Дима дотронулся до влажной ткани и тут же, скривившись, отдернул руку. В следующий миг раздался шумный вдох и простыня на лице покойного провалилась, будто он широко открыл рот. Дима подскочил и выронил молоток, который все еще держал в левой руке.
– Что, решил все-таки заколотить?
Дима вздрогнул и обернулся. У двери стоял Мурад с двумя стаканчиками кофе. Дима медленно повернулся к гробу. Простыня, накрывавшая покойного, была стерильно-белой. Даже желтый свет не загрязнял ее белизну.
– Что-то на тебе лица нет. – Мурад поставил стаканчики, залез в кузов, взял один и передал Диме. – На, выпей, а я пока прибью.
Дима принял стаканчик и посмотрел на гроб. Все так же – тишина, белизна и неподвижность.
– Вам же нельзя, – напомнил Мурад и, подняв крышку, водрузил ее на гроб.
Удары молотка Дима слушал, уже стоя у кабины.
Что это было? Перед глазами еще стояли образы набухающей кровью простыни и провала на месте рта. И звук… Звук, будто человек пытался вдохнуть после долгой задержки дыхания… Нет, показалось. Все это нервы и усталость.
Диму клонило в сон, и даже перенесенное потрясение не помогло удержаться на поверхности реальности. Под гул двигателя и какую-то южную мелодию он провалился в сон. Ему снился отец. Живой отец. Он сидел на скамейке за домом, который так ревностно охраняли его сестры. Он курил… и плакал. От этого Диме стало не по себе. Он развернулся и хотел уйти, когда отец произнес:
– Зря я приехал.
Дима подошел к скамейке и присел рядом.
– Почему? – спросил он, хотя знал, что отец слышал ночной разговор.
– Сынок, я просто очень долго отсутствовал.
– И что? – На мгновение ему стало стыдно. Несмотря на то что там, в кухне, ночью он говорил злые, плохие вещи, он считал, что отец приехал не зря. – Все мы где-то долго отсутствуем.
Отец улыбнулся.
– Да, сынок, только причины на то у нас у всех разные. Да и родня у некоторых из нас не все готова прощать.
– Батя, плюнь.

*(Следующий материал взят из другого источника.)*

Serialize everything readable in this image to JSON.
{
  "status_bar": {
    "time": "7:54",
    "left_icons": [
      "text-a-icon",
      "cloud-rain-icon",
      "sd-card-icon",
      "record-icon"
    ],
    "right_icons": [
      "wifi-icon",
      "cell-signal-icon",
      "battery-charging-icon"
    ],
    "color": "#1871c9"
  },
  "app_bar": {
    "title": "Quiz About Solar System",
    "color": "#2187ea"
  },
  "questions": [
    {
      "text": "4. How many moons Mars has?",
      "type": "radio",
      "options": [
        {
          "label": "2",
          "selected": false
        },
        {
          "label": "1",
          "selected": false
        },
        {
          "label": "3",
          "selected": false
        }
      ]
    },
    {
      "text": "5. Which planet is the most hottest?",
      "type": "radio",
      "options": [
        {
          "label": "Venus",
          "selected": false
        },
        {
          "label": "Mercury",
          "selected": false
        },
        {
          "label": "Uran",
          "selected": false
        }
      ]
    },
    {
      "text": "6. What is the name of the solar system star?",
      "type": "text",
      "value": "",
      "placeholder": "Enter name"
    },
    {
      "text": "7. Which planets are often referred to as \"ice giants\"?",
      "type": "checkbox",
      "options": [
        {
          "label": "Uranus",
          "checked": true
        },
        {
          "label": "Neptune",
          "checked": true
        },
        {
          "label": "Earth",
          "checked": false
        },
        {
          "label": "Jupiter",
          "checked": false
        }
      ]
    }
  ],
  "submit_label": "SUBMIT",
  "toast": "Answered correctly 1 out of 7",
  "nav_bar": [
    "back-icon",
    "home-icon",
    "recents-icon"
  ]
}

Тут все дело в доме.
– Я знаю, сынок. Но мне ведь ничего не надо.
– Беда в том, что знаем об этом только ты и я.
– И я, – услышали они голос Иры.
Ирина подошла и села по другую сторону от отца.
– Ну что, батя, поедем отсюда?
Отец вытер слезы, улыбнулся и кивнул:
– Да, и подальше.
– Подальше от этих упырей, – произнес Дима и проснулся.
«Газель» надрывалась, радио пыталось перекричать изможденный двигатель. Дима отвернулся к окну. Горизонт посветлел, предвещая скорое наступление нового дня. Дима вспомнил сон и поморщился. Сон был ни чем иным, как воспоминанием о последнем приезде отца. Ирина и тогда поддержала его. Как оказалось, его отца поддержала только она. Дмитрий же попытался сыграть за обе команды, причем в одной игре.
Он тогда попытался оправдать и себя, и теток. Мол, он сгоряча наговорил лишнего, а тетки защищали наследство. Как заметил классик, москвичей испортил квартирный вопрос. И хотя тетки его не москвички, квартирный вопрос их интересовал самым непосредственным образом. Они не хотели ни с кем делиться. И тогда это могло оправдать их агрессию. Тогда, да. Но после смерти отца агрессия никуда не делась, разве что притупилась слегка и стала напоминать безразличие. Когда Дима сказал им о смерти отца, они повели себя сдержанно, и лишь поэтому он ничего не понял. Но когда он попросил их помочь, все стало ясно.